Blog : BOARD TALK
|Posted on October 2, 2013 at 5:45 PM|
October has arrived quietly - and with it brought signifiicant reforms of UK company law of interest to its boardrooms.
"Shareholders of around 900 UK quoted companies will now, as a result of government reforms, be better prepared to hold companies to account. They will now have access to clearer information on the pay of top executives and will be able to exercise their new legally binding vote on executive pay."
In fact, any remuneration policy will now require a vote of more than 50% of shareholders for it to become policy. Transparency is the buzzword going forward and 'pay for performance' - as well as exit payments are under the spotlight.
"In addition, changes to simplify and strengthen companies’ non-financial reports will also come into force. These will strengthen the ability of shareholders to hold quoted companies to account over the course of the financial year. From 1 October, the reports will include additional information on human rights issues, the gender of the board and senior management and disclosures on greenhouse gas emissions."
The italicised quotes are from an announcment from the UK's Department of Business, Innovation & Skills (BIS).
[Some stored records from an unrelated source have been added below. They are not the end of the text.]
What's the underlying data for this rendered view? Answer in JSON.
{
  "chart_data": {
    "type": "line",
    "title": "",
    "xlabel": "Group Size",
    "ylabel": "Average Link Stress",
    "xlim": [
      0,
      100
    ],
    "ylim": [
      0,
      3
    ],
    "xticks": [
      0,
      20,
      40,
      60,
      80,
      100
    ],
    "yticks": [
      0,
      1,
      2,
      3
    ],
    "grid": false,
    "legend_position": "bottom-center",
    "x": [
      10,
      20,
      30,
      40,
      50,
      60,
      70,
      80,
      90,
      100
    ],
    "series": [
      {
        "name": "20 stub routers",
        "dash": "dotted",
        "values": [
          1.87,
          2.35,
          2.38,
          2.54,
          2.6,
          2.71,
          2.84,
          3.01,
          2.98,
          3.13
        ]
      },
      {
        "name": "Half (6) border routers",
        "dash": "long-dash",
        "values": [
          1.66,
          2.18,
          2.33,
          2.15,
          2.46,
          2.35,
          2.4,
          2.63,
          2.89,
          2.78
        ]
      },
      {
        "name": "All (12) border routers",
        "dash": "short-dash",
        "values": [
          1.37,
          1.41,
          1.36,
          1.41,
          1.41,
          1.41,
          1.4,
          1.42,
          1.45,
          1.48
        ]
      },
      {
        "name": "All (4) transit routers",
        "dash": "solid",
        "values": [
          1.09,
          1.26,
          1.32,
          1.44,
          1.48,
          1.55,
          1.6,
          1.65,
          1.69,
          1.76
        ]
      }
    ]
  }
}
The emphasis on gender is mine.
Executive pay first - as Business Secretary Vince Cable put it: "Our reforms mean shareholders will now no longer be kept in the dark. They now have powerful tools for every shareholder - big or small- to speak up and challenge companies over excessive pay and prevent big bosses being rewarded for failure"
So now we sit back and see whether shareholders actually use their power.
On gender, companies will now have to provide "a statement of the gender balance at board level, in senior management and in the company as a whole." This will focus attention on board diversity and the company’s ability to retain and develop its most talented employees" says BIS.
So the spotlight has been turned onto a higher beam on UK plcs when it comes to diversity.
And there are further rumblings when it comes to executive pay. Today corporate governance watchdog the FRC announced it would be consulting on whether to change the UK Corporate Governance Code on a number of issues around executive remuneration.
In good British fashion, this announcement too slipped quietly in on an early October morning. But in fact its contents are potentially quite explosive.
The FRC is consulting on three specific proposals: clawback arrangements; whether non-executive directors who are also executive directors in other companies should sit on the remuneration committee; and what actions companies might take if they fail to obtain at least a substantial majority in support of a resolution on remuneration.
Now I haven't checked this fact but Ruth Bender the corporate finance/corporate governance guru at Cranfield University is 100% reliable- she tweeted @Ruth999 : 'FRC: %FTSE350 whose Remcos include NEDs who are also execs in other FTSE companies : 31% of the 100; 15% of the 250.'
What the FRC is essentially doing is seeing if cross-directorships on remuneration committees are helping to maintain "the status quo in setting culture and pay levels."
Clever FRC, I say. At this rate they will be looking at boardroom recruitment next.
Bear in mind this is an FRC consultation at this stage. And yet the reactions are already flooding in. Here's one from the ICAEW head of corporate governance, Jo Iwasaki:
“Shareholder rights over remuneration has been on public consciousness, and best practice guidance on robust engagement has only been issued this month. Good practice takes time to evolve and guidance needs time to embed. While executive remuneration has been high in the public’s awareness, it is not clear that there is appetite for further changes to the existing Corporate Governance Code. (my emphasis)
Furthermore, the UK Corporate Governance Code draws its strength, durability and consistency from its principles-based approach and we recognise the issues in the consultation."
Hmm. Who would be the FRC ? Or anyone involved in the business of drawing up the corporate governance code for that matter?
It's a delicate business, certainly as we continue to dance around 'comply or explain' - with no other measures of resort.